Atlas

Write. Release. Improve. Publish.

How one author used O’Reilly Atlas and Early Release to write the best book possible.

Ilya Grigorik, a self-professed quantified-self geek, spent 412 writing High Performance Browser Networking. “That number is exact," he insists. “It’s based on RescueTime logging.”

Adding in the time spent on research and review, he put in a total of 918 hours and wrote 90,056 words for the initial book.

But, he says, the 46 hours he spent responding to feedback from Early Release iterations may have been the most valuable time he spent.

Getting feedback before publication

Grigorik’s book was made available first as an ebook-only “Early Release” edition; after continually incorporating reader feedback into the evolving draft, the final book was released in ebook and print formats.

Using traditional publishing tools, iterating and updating as quickly and frequently as Grigorik did would have been both time-consuming and expensive. Even simply incorporating editorial changes would have involved a painful process of sending files back and forth among collaborators, merging all the changes into one central document, and keeping track of all the versions and what occurred in each.

Version control when a book takes a village

But O’Reilly Atlas provides a platform and tools that make all of this fast and easy. Everyone involved in an Atlas project can work simultaneously. You work on your own version  of the text, then issue a request to alert your collaborators to your changes—and you can discuss the changes using Atlas commenting features before they are seamlessly merged into the master document. You can view (and compare) all changes made, and who made them, and easily revert back to any previous version. This saves a lot of headaches compared to traditional publishing workflows, but for books with an Early Release model, it’s especially valuable.

“Editorially speaking, version control might be the biggest workflow win with Atlas.
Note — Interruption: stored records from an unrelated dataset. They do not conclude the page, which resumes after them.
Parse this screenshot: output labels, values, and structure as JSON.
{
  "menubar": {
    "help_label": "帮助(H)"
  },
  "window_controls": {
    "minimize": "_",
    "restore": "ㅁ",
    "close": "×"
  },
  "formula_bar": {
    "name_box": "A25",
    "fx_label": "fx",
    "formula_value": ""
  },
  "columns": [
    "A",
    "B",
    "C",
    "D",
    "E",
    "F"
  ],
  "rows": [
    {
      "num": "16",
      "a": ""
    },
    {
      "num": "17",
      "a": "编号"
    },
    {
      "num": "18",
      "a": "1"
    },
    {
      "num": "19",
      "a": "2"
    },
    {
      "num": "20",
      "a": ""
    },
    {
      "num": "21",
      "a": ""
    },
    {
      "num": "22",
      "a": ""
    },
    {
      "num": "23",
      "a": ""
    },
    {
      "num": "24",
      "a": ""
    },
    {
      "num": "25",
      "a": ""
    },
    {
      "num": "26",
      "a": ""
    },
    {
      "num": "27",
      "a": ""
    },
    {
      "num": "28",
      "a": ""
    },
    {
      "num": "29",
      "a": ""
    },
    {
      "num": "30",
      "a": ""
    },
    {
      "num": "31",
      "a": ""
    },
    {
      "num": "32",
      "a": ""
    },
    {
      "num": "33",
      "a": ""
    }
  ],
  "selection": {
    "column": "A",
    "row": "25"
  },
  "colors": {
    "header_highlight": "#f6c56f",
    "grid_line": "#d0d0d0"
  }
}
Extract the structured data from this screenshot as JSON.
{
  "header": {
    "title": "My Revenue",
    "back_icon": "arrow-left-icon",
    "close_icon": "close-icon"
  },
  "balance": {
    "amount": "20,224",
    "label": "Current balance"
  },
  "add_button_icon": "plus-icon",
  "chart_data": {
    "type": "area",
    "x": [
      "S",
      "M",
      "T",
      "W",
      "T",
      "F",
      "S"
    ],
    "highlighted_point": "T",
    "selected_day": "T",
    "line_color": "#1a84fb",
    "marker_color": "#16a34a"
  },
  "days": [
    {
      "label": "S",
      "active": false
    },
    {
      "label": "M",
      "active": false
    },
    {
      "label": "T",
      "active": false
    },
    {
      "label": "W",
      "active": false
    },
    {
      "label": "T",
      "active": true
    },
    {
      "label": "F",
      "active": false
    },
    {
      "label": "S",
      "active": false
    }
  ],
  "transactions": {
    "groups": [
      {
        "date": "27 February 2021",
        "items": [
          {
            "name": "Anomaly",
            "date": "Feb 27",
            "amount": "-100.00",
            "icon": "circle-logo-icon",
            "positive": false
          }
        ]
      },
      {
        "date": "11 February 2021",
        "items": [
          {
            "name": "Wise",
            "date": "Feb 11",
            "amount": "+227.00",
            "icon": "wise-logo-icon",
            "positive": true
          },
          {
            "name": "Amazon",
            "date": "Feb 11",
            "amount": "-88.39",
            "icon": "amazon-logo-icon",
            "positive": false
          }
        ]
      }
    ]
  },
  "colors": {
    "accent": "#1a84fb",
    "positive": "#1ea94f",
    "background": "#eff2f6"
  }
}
I can just add reviewers to Atlas, and their comments flow back into the system where the author and I can see them,” says Courtney Nash, Grigorik’s editor at O’Reilly. “This is huge.”

“Ilya really got behind getting people to comment on the Early Release this way, which really helped the book in the long run,” she adds.

Instant changes

With Atlas, once changes to the book’s content are made, those changes are instantly implemented in every format—ebook, print PDF, etc.—with the push of a button.

Grigorik used the one-click “Build” button frequently in writing. The Build button immediately formats the text into any or all formats desired, so if you want to see how long the work is becoming or just want to see how it will look on the page, it’s a great tool to use during the writing process—as well as when it’s time to actually publish. “I’m one of those people to whom the shape of the text on the page is just as important as the content, so this was very useful as I was working on the content,” he says. 

The Build button also makes errata and updates—or revising an Early Release based on reader feedback—simple. “It’s always easier to do Early Releases when an author writes in Atlas,” explains Sanders Kleinfeld, Director of Publishing Technology at O’Reilly Media. “Having a book in Atlas makes it feasible for us to have a 24-hour turnaround in terms of getting ebooks posted for sale. We can get updates from the author pushed live really quickly. When authors write in another format like Microsoft Word, there are additional costs in terms of both time and money to get Early Releases live.”

Grigorik says that being able to quickly make changes and publish the new version not only enabled him to solicit more feedback, it helped attract better feedback. “The sooner you merge, the better, as many people find and comment on similar things. If you don’t—for example, if there is a glaring typo—they’ll zoom in on that and miss or skip the larger comment about the structure of the chapter. This is where a fast edit plus the Build button really helped.”

Analyzing reader engagement

But changes to the initial manuscript didn’t rely solely on reader’s active feedback; their passive feedback was illuminating, too. “We connected Ilya’s Early Release book to Google Analytics and got a ton of useful data regarding page views, etc. We didn’t have to guess which sections of the book people liked; we could see exactly which parts of the book were getting the most traffic,” says Kleinfeld.

“Getting early feedback is invaluable, and O’Reilly’s Atlas tool chain worked really well for that,” Grigorik says. “I can’t imagine doing a book without this kind of feedback loop.”